Science Fair Project Encyclopedia
Mulready stationery describes pre-gummed wrappers or envelopes, introduced as part of the British Post Office postal reforms of 1840. Pregummed envelopes as we know them today did not exist. The name Mulready arises from the fact that W.A. Mulready , a well-known artist of the time, was commissioned to illustrate part of a precut diamond-shaped sheet which, when the sides were folded about a central rectangular area, became an envelope when the overlapping edges were pasted.(The diamond-shaped sheet and the geometrically more complex short-arm cross-shaped sheet remain essentially the staple designs to this day.)

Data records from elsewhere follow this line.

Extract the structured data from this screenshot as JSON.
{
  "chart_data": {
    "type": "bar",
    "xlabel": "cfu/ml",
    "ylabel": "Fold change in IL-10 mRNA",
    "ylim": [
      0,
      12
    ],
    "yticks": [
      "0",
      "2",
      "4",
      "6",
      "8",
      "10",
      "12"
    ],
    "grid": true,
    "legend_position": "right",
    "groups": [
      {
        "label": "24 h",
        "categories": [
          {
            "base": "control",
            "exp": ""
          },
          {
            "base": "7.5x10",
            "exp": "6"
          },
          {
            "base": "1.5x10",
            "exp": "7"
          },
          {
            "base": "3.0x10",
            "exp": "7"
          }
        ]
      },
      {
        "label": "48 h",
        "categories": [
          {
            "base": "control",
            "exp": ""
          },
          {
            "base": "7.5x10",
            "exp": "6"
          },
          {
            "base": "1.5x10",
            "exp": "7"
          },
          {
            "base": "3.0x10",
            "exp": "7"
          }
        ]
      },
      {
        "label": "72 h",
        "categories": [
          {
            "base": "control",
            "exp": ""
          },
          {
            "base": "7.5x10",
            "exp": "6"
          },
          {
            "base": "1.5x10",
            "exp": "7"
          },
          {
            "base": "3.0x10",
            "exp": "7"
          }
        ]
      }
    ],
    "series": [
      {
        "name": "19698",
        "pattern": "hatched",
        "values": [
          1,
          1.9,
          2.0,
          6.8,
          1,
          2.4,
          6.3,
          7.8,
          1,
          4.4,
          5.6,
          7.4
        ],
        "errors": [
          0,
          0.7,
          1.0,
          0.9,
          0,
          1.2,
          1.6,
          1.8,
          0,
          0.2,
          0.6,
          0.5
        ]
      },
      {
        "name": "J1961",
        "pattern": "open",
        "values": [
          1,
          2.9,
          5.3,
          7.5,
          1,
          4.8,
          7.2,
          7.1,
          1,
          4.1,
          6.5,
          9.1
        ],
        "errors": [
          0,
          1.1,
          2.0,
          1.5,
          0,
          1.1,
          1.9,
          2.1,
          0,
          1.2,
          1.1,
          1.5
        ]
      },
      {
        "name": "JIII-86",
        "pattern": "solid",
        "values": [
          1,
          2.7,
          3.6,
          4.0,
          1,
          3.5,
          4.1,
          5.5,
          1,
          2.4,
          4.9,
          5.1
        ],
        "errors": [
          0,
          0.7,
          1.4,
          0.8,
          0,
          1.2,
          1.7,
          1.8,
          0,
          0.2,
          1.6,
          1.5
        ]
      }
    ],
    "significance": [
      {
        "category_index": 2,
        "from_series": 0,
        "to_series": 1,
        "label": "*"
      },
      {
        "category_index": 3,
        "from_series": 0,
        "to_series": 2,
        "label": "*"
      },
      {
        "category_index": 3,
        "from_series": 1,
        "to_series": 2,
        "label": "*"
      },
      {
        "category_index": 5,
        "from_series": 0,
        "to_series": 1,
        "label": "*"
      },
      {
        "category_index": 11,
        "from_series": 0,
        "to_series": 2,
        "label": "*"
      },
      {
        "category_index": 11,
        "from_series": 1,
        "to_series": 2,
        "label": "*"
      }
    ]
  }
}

The Mulready illustration was printed on the sheet such that it appeared on the face of the envelope. (As a point of interest: all mechanical printing devices from the Gutenberg press on are primarily designed to process flat rectangular sheets. Hence the illustration would have been printed using a press and then cut to a diamond shape.The number produced from any one sheet naturally depended on the size of the printing bed and to this day envelope printing and envelope manufacture have maintained a symbiotic relationship.)
In a sense the Mulready illustration was a very elaborate frank indicating that postage had been paid.
There was nothing to stop one from writing on the inside; consequently the Mulready wrapper was fundamentally akin to the present-day aerogramme.
However, the Mulready envelope suffered an inglorious demise. The design showed a munificent Britannia bestowing the benefits of postal services to the countries of the world under British control. The design was so much over the top that it generated widespread ridicule and lampooning, and in addition it was perceived in some areas as a covert government attempt to control the supply of envelopes, and hence control the flow of information carried by the postal service (which had become solely a government monopoly under the reforms). As a result of the uproar the wrappers were withdrawn and a machine was designed and built to destroy the stocks.